Mosi-oa-Tunya adalah nama yang disematkan oleh pemerintah Zimbabwe kepada koin emasnya. Hal ini terinspirasi dari Air Terjun Victoria yang terletak di perbatasan antara Zimbabwe dan Zambia. Koin emas dengan makna asap yang bergemuruh ini memiliki kadar 22 karat. Di mana masing-masing koin seberat 1 Troy (31,1 gram) dan diberi nomor satu per satu.

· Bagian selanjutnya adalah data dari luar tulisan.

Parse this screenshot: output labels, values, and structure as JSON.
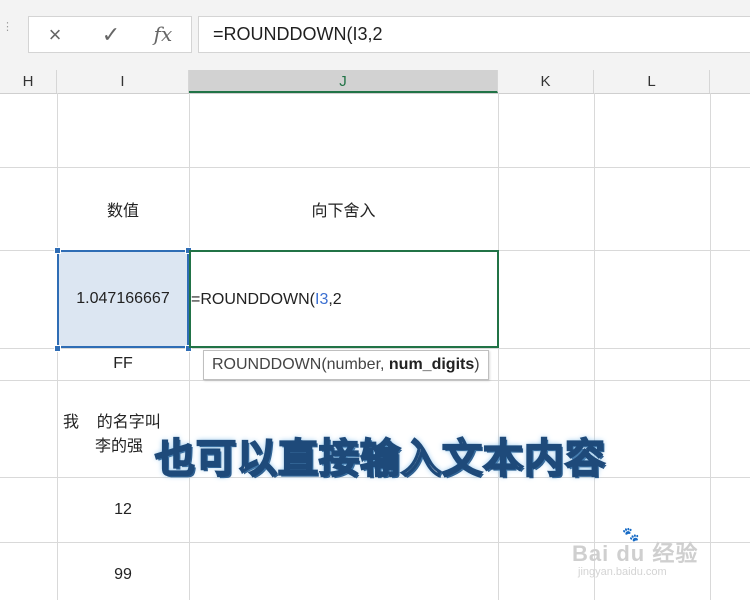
{
  "formula_bar": {
    "cancel_icon": "×",
    "enter_icon": "✓",
    "fx_label": "fx",
    "formula_text": "=ROUNDDOWN(I3,2"
  },
  "columns": [
    "H",
    "I",
    "J",
    "K",
    "L"
  ],
  "selected_column": "J",
  "cells": {
    "i_header": "数值",
    "j_header": "向下舍入",
    "i_value": "1.047166667",
    "i_text1": "FF",
    "i_text2_line1": "我    的名字叫",
    "i_text2_line2": "李的强",
    "i_num1": "12",
    "i_num2": "99"
  },
  "edit_cell": {
    "prefix": "=ROUNDDOWN(",
    "ref": "I3",
    "suffix": ",2"
  },
  "tooltip": {
    "func": "ROUNDDOWN(number, ",
    "active_arg": "num_digits",
    "close": ")"
  },
  "overlay_caption": "也可以直接输入文本内容",
  "watermark": {
    "brand": "Bai du 经验",
    "url": "jingyan.baidu.com"
  },
  "colors": {
    "selection_blue": "#2f6db5",
    "edit_green": "#217346",
    "ref_blue": "#3b6fd1"
  }
}
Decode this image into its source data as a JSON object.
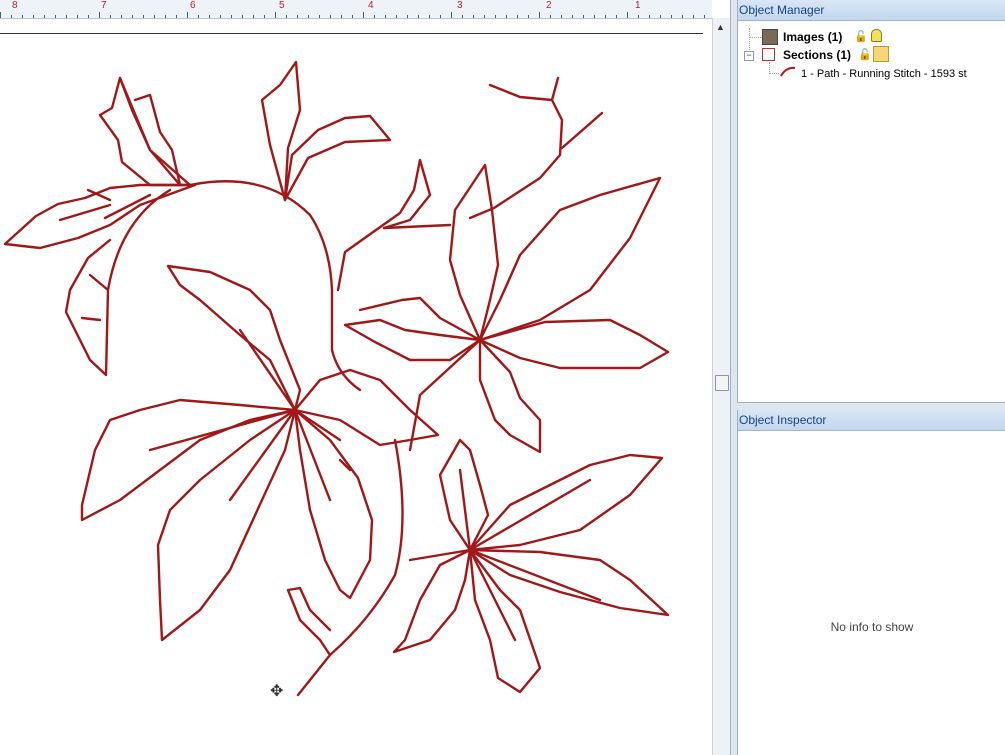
{
  "ruler": {
    "labels": [
      "8",
      "7",
      "6",
      "5",
      "4",
      "3",
      "2",
      "1"
    ]
  },
  "object_manager": {
    "title": "Object Manager",
    "tree": [
      {
        "label": "Images (1)",
        "icon": "image-icon",
        "lock": "lock-icon",
        "visibility": "bulb-icon"
      },
      {
        "label": "Sections (1)",
        "icon": "section-icon",
        "lock": "lock-icon",
        "visibility": "bulb-icon-active"
      },
      {
        "label": "1 - Path - Running Stitch - 1593 st",
        "icon": "path-stitch-icon"
      }
    ]
  },
  "object_inspector": {
    "title": "Object Inspector",
    "empty_text": "No info to show"
  },
  "colors": {
    "stitch": "#a01818",
    "panel_title": "#15428b",
    "ruler_numbers": "#c02020"
  }
}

Gubernur Bank Sentral Zimbabwe, John P. Mangudya mengatakan koin emas akan tersedia dan dijual ke publik baik dalam mata uang lokal maupun mata uang asing lainnya, termasuk dolar AS. Dengan patokan harga berdasarkan harga emas internasional yang berlaku ditambah dengan biaya produksi koin. Ia pun mengatakan bahwa jika mata uang paralel stabil, uang akan memiliki nilai dan harga yang stabil pula.
Dilansir dari Republika.com (26/7/2022), pada hari Senin lalu Bank Sentral Zimbabwe mencairkan 2000 koin emas ke bank komersial. Menurut John, koin pertama dicetak di luar negeri, namun nanti pada akhirnya akan dicetak secara lokal. Adapun penggunaan koin emas ini bisa dilakukan untuk bertransaksi di toko-toko, tergantung apakah toko tersebut punya uang untuk kembalian atau tidak.
Ilusi Atasi Inflasi
Menanggapi diluncurkannya koin emas ini, para ekonom dan opisisi merasa pesimis dan berpendapat bahwasanya ide tersebut tidak berguna. Pasalnya, secara internasional koin emas memang bisa digunakan di negara-negara seperti, Tiongkok, Afrika Selatan dan Australia untuk melindungi value terhadap inflasi dan sebagai pendukung investasi. Meskipun tidak banyak digunakan sebagai mata uang seperti yang diharapkan oleh Bank Sentral Zimbabwe.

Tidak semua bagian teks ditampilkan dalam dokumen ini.